It’s coming up on 100 years since some Chevy workers cobbled together a handful of parts to create the One-Ton, the bowtie brands first pickup truck, and the Detroit automaker is launching a 100-day celebration to mark the centennial.
The festivities include the debut of two special-edition models, Centennial Edition versions of both the 2018 Chevrolet Colorado and Silverado trucks. Among other things, the two models get a variety of nice touches, such as chrome trim, tow hooks and mirror caps. They also showcase various versions of the familiar bowtie logo Chevy has used over the years.
“The Chevy Trucks Centennial is a huge milestone for us,” said the brand’s truck marketing and advertising chief Sandor Piszar. “It’s important that we share this celebration with our loyal customers who have helped us achieve this accomplishment.”
Chevy’s centennial comes just months after arch-rival Ford Motor Co. marked the 100-year anniversary of its first pickup.
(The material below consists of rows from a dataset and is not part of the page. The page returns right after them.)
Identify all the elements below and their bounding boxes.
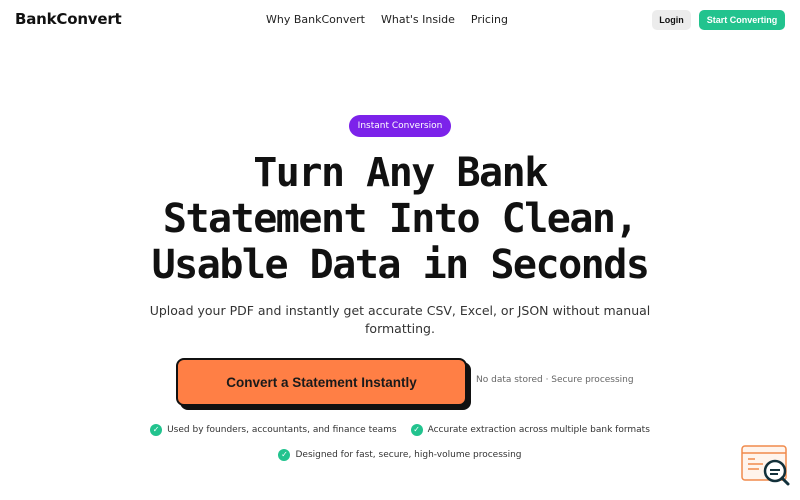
instant-conversion-badge: Instant Conversion xyxy=(349,115,451,137)
document-search-icon[interactable] xyxy=(741,444,791,486)
convert-statement-button[interactable]: Convert a Statement Instantly xyxy=(176,358,467,406)
privacy-note: No data stored · Secure processing xyxy=(476,375,634,385)
nav-whats-inside[interactable]: What's Inside xyxy=(381,13,455,26)
headline-line-2: Statement Into Clean, xyxy=(162,196,639,242)
hero-headline: Turn Any Bank Statement Into Clean, Usab… xyxy=(100,150,700,288)
check-icon: ✓ xyxy=(410,424,423,436)
feature-row: ✓ Designed for fast, secure, high-volume… xyxy=(0,449,800,461)
headline-line-3: Usable Data in Seconds xyxy=(151,242,650,288)
hero-subtext: Upload your PDF and instantly get accura… xyxy=(149,303,651,336)
brand-logo[interactable]: BankConvert xyxy=(15,10,122,28)
feature-text: Accurate extraction across multiple bank… xyxy=(427,425,650,435)
nav-why-bankconvert[interactable]: Why BankConvert xyxy=(266,13,365,26)
start-converting-button[interactable]: Start Converting xyxy=(699,10,785,30)
feature-row: ✓ Used by founders, accountants, and fin… xyxy=(0,424,800,436)
feature-item: ✓ Designed for fast, secure, high-volume… xyxy=(278,449,522,461)
feature-item: ✓ Used by founders, accountants, and fin… xyxy=(150,424,397,436)
feature-text: Used by founders, accountants, and finan… xyxy=(167,425,397,435)
main-nav: Why BankConvert What's Inside Pricing xyxy=(266,13,508,26)
feature-list: ✓ Used by founders, accountants, and fin… xyxy=(0,424,800,474)
feature-item: ✓ Accurate extraction across multiple ba… xyxy=(410,424,650,436)
login-button[interactable]: Login xyxy=(652,10,691,30)
site-header: BankConvert Why BankConvert What's Insid… xyxy=(0,0,800,40)
nav-pricing[interactable]: Pricing xyxy=(471,13,508,26)
landing-page: BankConvert Why BankConvert What's Insid… xyxy=(0,0,800,500)
feature-text: Designed for fast, secure, high-volume p… xyxy=(295,450,522,460)
check-icon: ✓ xyxy=(150,424,163,436)
headline-line-1: Turn Any Bank xyxy=(253,150,548,196)
check-icon: ✓ xyxy=(278,449,291,461)
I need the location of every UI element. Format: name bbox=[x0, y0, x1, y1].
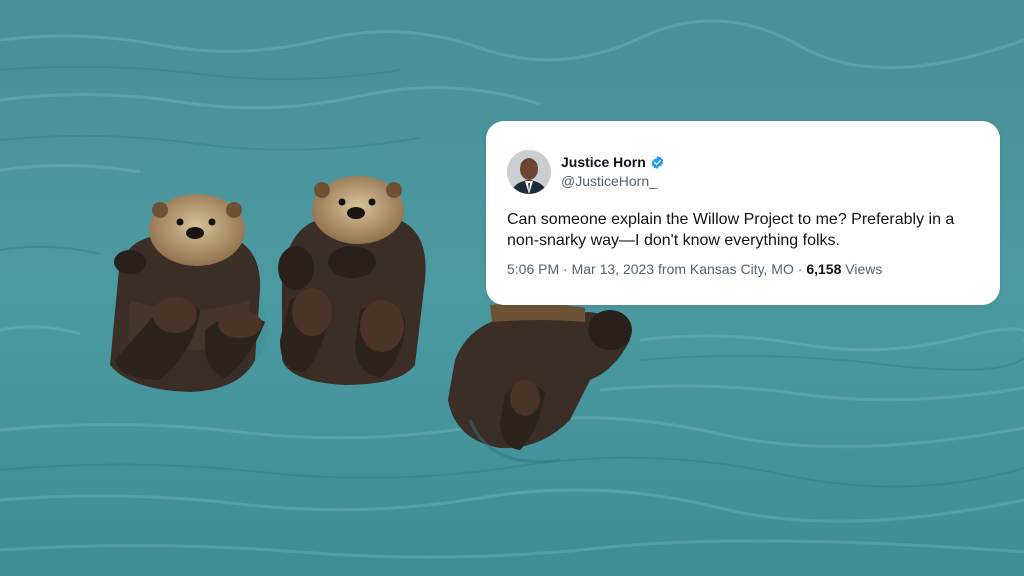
views-count[interactable]: 6,158 bbox=[806, 261, 841, 277]
author-handle[interactable]: @JusticeHorn_ bbox=[561, 173, 657, 189]
tweet-time[interactable]: 5:06 PM bbox=[507, 261, 559, 277]
tweet-location: Kansas City, MO bbox=[689, 261, 794, 277]
tweet-text: Can someone explain the Willow Project t… bbox=[507, 211, 955, 249]
avatar[interactable] bbox=[507, 150, 551, 194]
meta-separator: · bbox=[563, 261, 568, 277]
meta-separator: · bbox=[797, 261, 803, 277]
tweet-card[interactable]: Justice Horn @JusticeHorn_ Can someone e… bbox=[486, 121, 1000, 305]
author-name[interactable]: Justice Horn bbox=[561, 154, 646, 170]
tweet-meta: 5:06 PM · Mar 13, 2023 from Kansas City,… bbox=[507, 261, 882, 277]
views-label: Views bbox=[845, 261, 883, 277]
location-prefix: from bbox=[657, 261, 686, 277]
verified-badge-icon bbox=[650, 155, 665, 170]
tweet-date[interactable]: Mar 13, 2023 bbox=[572, 261, 655, 277]
profile-photo-icon bbox=[507, 150, 551, 194]
author-row: Justice Horn bbox=[561, 154, 665, 170]
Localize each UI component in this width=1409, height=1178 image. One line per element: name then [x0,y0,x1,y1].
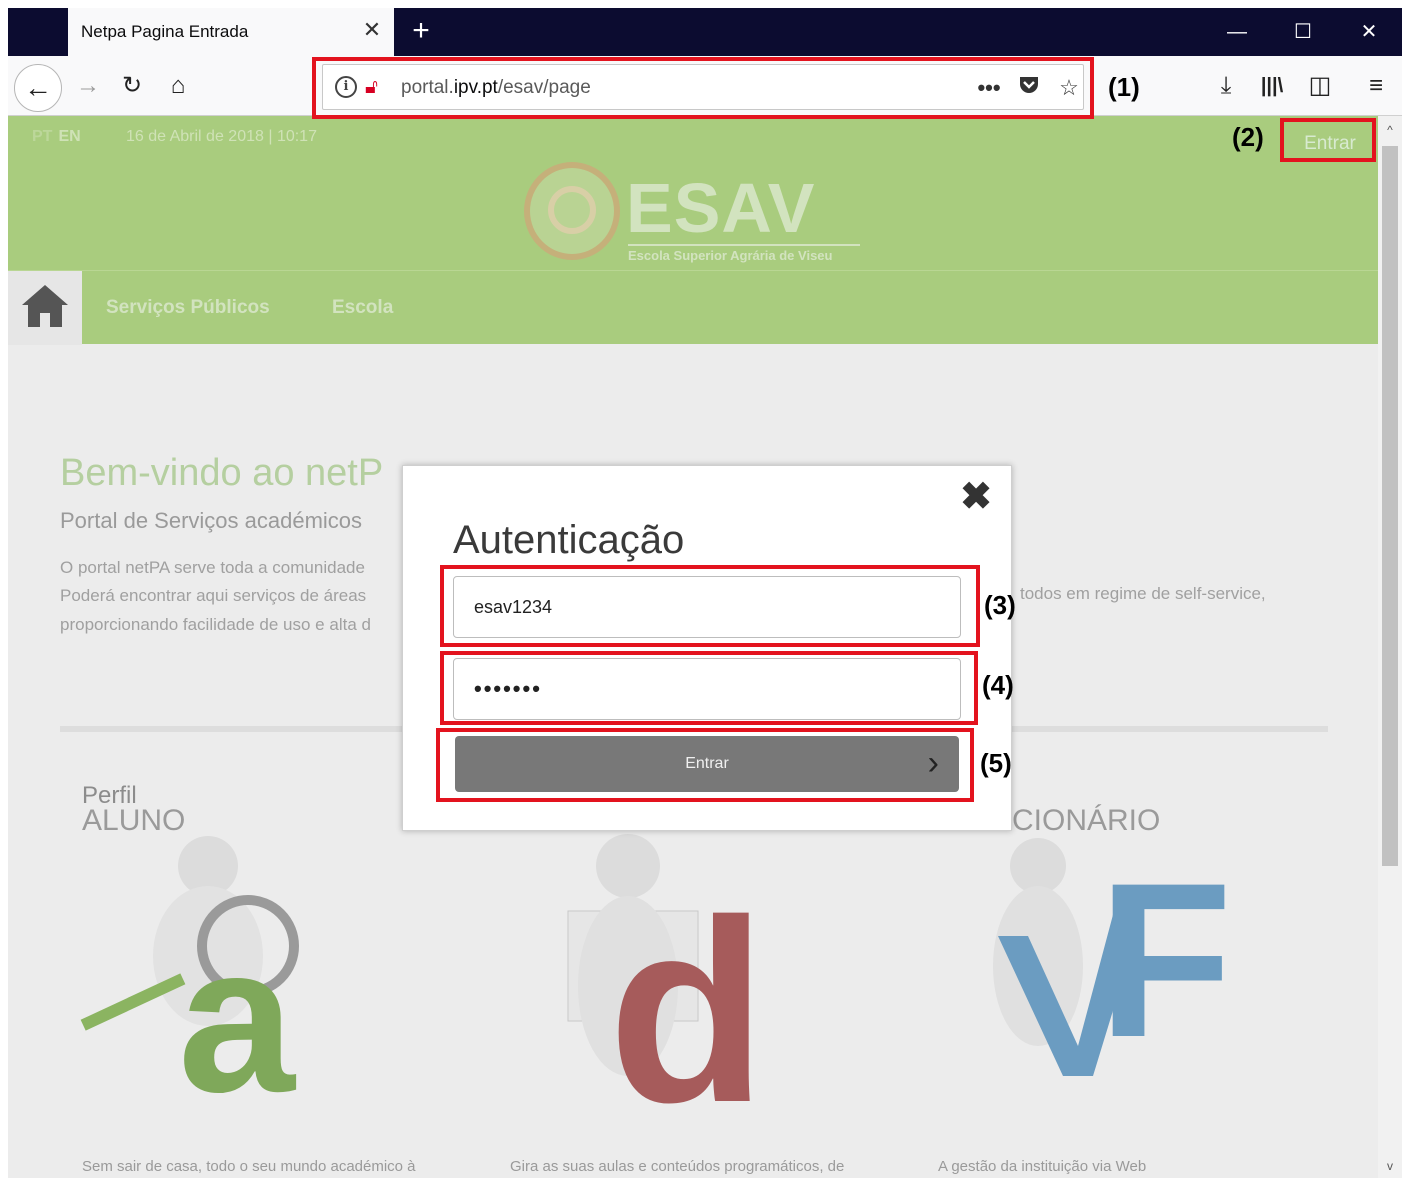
header-datetime: 16 de Abril de 2018 | 10:17 [126,128,317,145]
scroll-thumb[interactable] [1382,146,1398,866]
annotation-box-username [440,565,980,647]
annotation-box-submit [436,728,974,802]
svg-text:d: d [608,867,767,1116]
svg-text:F: F [1098,837,1232,1083]
annotation-box-password [440,651,978,725]
maximize-icon[interactable]: ☐ [1288,18,1318,46]
home-menu-button[interactable] [8,271,82,345]
browser-tab-bar: Netpa Pagina Entrada ✕ + — ☐ ✕ [8,8,1402,56]
reload-icon[interactable]: ↻ [114,68,150,104]
lang-pt-link[interactable]: PT [32,128,52,145]
tab-close-icon[interactable]: ✕ [360,18,384,42]
main-menu: Serviços Públicos Escola [8,270,1378,345]
svg-text:a: a [178,901,297,1106]
welcome-title: Bem-vindo ao netP [60,452,384,494]
annotation-label-1: (1) [1108,72,1140,102]
forward-arrow-icon[interactable]: → [70,68,106,104]
welcome-paragraph-line: proporcionando facilidade de uso e alta … [60,615,371,634]
modal-title: Autenticação [453,518,685,562]
site-header: PT EN 16 de Abril de 2018 | 10:17 Entrar … [8,116,1378,270]
window-close-icon[interactable]: ✕ [1354,18,1384,46]
scroll-down-icon[interactable]: v [1382,1158,1398,1174]
docente-caption: Gira as suas aulas e conteúdos programát… [510,1158,845,1175]
welcome-paragraph-line: Poderá encontrar aqui serviços de áreas [60,586,367,605]
annotation-label-2: (2) [1232,122,1264,152]
sidebar-icon[interactable]: ◫ [1302,68,1338,104]
download-icon[interactable]: ⤓ [1208,68,1244,104]
funcionario-illustration[interactable]: F [968,816,1268,1096]
menu-escola[interactable]: Escola [332,297,393,319]
welcome-paragraph-line: O portal netPA serve toda a comunidade [60,558,365,577]
new-tab-button[interactable]: + [406,16,436,46]
close-icon[interactable]: ✖ [959,478,993,516]
back-arrow-icon[interactable]: ← [14,64,62,112]
language-switcher: PT EN [32,128,81,146]
funcionario-caption: A gestão da instituição via Web [938,1158,1147,1175]
scroll-up-icon[interactable]: ^ [1382,122,1398,138]
esav-logo-emblem [524,162,620,260]
minimize-icon[interactable]: — [1222,18,1252,46]
page-scrollbar[interactable]: ^ v [1378,116,1402,1178]
annotation-label-3: (3) [984,590,1016,620]
annotation-box-enter [1280,118,1376,162]
tab-title: Netpa Pagina Entrada [81,22,249,41]
aluno-caption: Sem sair de casa, todo o seu mundo acadé… [82,1158,416,1175]
library-icon[interactable]: |||\ [1254,68,1290,104]
annotation-box-url [312,57,1094,119]
browser-tab[interactable]: Netpa Pagina Entrada ✕ [68,8,394,56]
house-icon [22,285,68,327]
logo-subtitle: Escola Superior Agrária de Viseu [628,244,860,263]
docente-illustration[interactable]: d [528,816,828,1116]
annotation-label-5: (5) [980,748,1012,778]
welcome-paragraph-fragment: todos em regime de self-service, [1020,584,1266,603]
aluno-illustration[interactable]: a [68,836,368,1106]
menu-hamburger-icon[interactable]: ≡ [1358,68,1394,104]
welcome-subtitle: Portal de Serviços académicos [60,508,363,533]
annotation-label-4: (4) [982,670,1014,700]
lang-en-link[interactable]: EN [58,128,80,145]
menu-servicos-publicos[interactable]: Serviços Públicos [106,297,270,319]
logo-title: ESAV [626,169,816,247]
profile-aluno-label[interactable]: ALUNO [82,804,185,838]
home-icon[interactable]: ⌂ [160,68,196,104]
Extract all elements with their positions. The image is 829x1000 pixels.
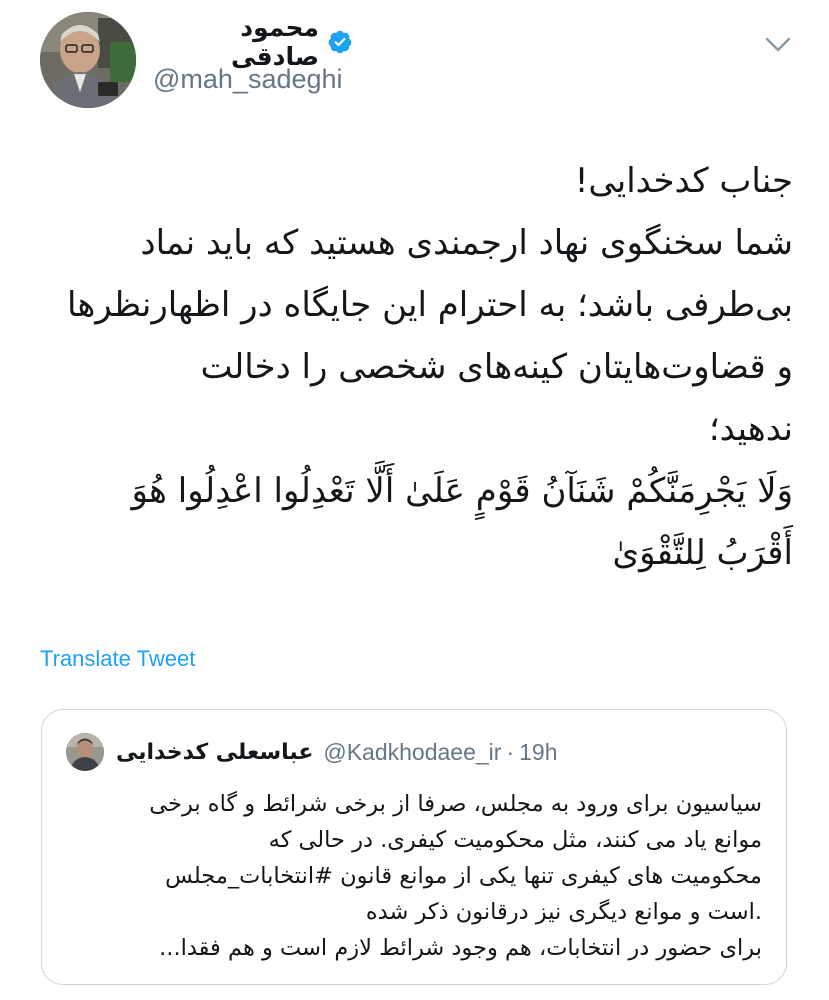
- quoted-text-line: برای حضور در انتخابات، هم وجود شرائط لاز…: [159, 935, 762, 961]
- tweet: محمود صادقی @mah_sadeghi جناب کدخدایی! ش…: [0, 0, 829, 1000]
- quoted-text-line: سیاسیون برای ورود به مجلس، صرفا از برخی …: [149, 791, 762, 817]
- quoted-timestamp: 19h: [519, 738, 558, 765]
- quoted-text-line: .است و موانع دیگری نیز درقانون ذکر شده: [365, 899, 762, 925]
- quoted-tweet-text: سیاسیون برای ورود به مجلس، صرفا از برخی …: [62, 786, 762, 966]
- quoted-author-handle: @Kadkhodaee_ir: [323, 738, 502, 765]
- verified-badge-icon: [327, 29, 353, 55]
- verse-line: وَلَا يَجْرِمَنَّكُمْ شَنَآنُ قَوْمٍ عَل…: [131, 471, 793, 511]
- author-names[interactable]: محمود صادقی @mah_sadeghi: [153, 13, 413, 95]
- quoted-author-display-name: عباسعلی کدخدایی: [116, 739, 314, 765]
- tweet-text: جناب کدخدایی! شما سخنگوی نهاد ارجمندی هس…: [28, 150, 793, 584]
- tweet-text-line: شما سخنگوی نهاد ارجمندی هستید که باید نم…: [140, 223, 794, 263]
- quoted-tweet[interactable]: عباسعلی کدخدایی @Kadkhodaee_ir · 19h سیا…: [41, 709, 787, 985]
- quoted-avatar-photo: [66, 733, 104, 771]
- author-handle: @mah_sadeghi: [153, 64, 343, 94]
- tweet-text-line: ندهید؛: [708, 409, 793, 449]
- author-avatar[interactable]: [40, 12, 136, 108]
- quoted-separator: ·: [506, 738, 515, 765]
- tweet-text-line: و قضاوت‌هایتان کینه‌های شخصی را دخالت: [200, 347, 793, 387]
- quoted-tweet-header: عباسعلی کدخدایی @Kadkhodaee_ir · 19h: [66, 732, 558, 772]
- author-display-name: محمود صادقی: [230, 13, 319, 71]
- verse-line: أَقْرَبُ لِلتَّقْوَىٰ: [612, 533, 793, 573]
- chevron-down-icon[interactable]: [763, 34, 793, 56]
- avatar-photo: [40, 12, 136, 108]
- quoted-text-line: محکومیت های کیفری تنها یکی از موانع قانو…: [165, 863, 762, 889]
- quoted-text-line: موانع یاد می کنند، مثل محکومیت کیفری. در…: [268, 827, 762, 853]
- quoted-author-avatar[interactable]: [66, 733, 104, 771]
- translate-tweet-link[interactable]: Translate Tweet: [40, 646, 195, 672]
- tweet-text-line: بی‌طرفی باشد؛ به احترام این جایگاه در اظ…: [66, 285, 793, 325]
- tweet-text-line: جناب کدخدایی!: [574, 161, 793, 201]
Today, Chevy ranks second in the truck marked, behind only Ford.
(Ford Motor Co. celebrates 100 years of pickup trucks. For the story, Click Here.)
No one seems to know precisely where the term “pickup” came from, and there’s also some debate over who developed the first automobile that could fit the category. Historians note that Studebaker used the term in 1913, the same year Galion Allsteel Body Company started installing boxes on the box of stripped down Ford Model T chasses. It began modifying Ford’s own Model TT truck in 1917.
Whatever the origins, pickups quickly gained a toehold in the American market, rising as high as 18% of the total U.S. new vehicle market, according to industry records. In more recent years, sales of full-size trucks alone have been running in the 12% range, with compact models bringing the total to 15%, or 2.7 million, last year.
(Pickups expected to have helped drive surge in sales in September. Click Here for more.)
Sales have continued gaining ground in 2017, along with the overall light truck market. And some analysts anticipate demand could surge sharply in the coming months due both to the number of vehicles destroyed by recent hurricanes and because of the demand for work trucks as massive repairs in Texas, Florida and Puerto Rico move forward.
Chevrolet has sold a wide range of trucks over the last century, and its best-seller, the Silverado dates back to 1987. The name originally appeared as a version of the old Chevy C/K line, but has since been used for all of the maker’s full-size models.
It’s come a long way from Chevy’s original One-Ton model. That original truck was powered by a 36-horsepower, four-cylinder engine capable of hitting a top speed of 25 mph. Today, the Chevrolet Silverado is offered with a variety of engine options, including the 420 horsepower 6.2-liter EcoTec V-8 and the 445 hp 6.6-liter Duramax diesel.
As for the Colorado, parent General Motors briefly exited the midsize pickup segment earlier this decade, coming back with both the well-reviewed Colorado and the near-twin GMC Canyon. The midsize segment, on the whole, has been in the midst of an unexpected turnaround after years of decline.
As for the two Centennial Editions, they’re the “result of collaboration between Chevrolet Design, Engineering and Marketing, to commemorate the history of Chevy Trucks,” said Rich Scheer, Chevrolet Trucks director of Exterior Design. “Both vehicles offer our most enthusiastic fans a way to demonstrate their love for Chevy Trucks and celebrate the Chevy Trucks Centennial with us.”
Among other things, they both get those added details, larger wheels and distinctive Centennial Blue paint. The Silverado Centennial Edition will be available on the LTZ Z71 crew cab model, the Colorado Centennial Edition on Z71 crew and extended cab models. Both will debut in the coming weeks.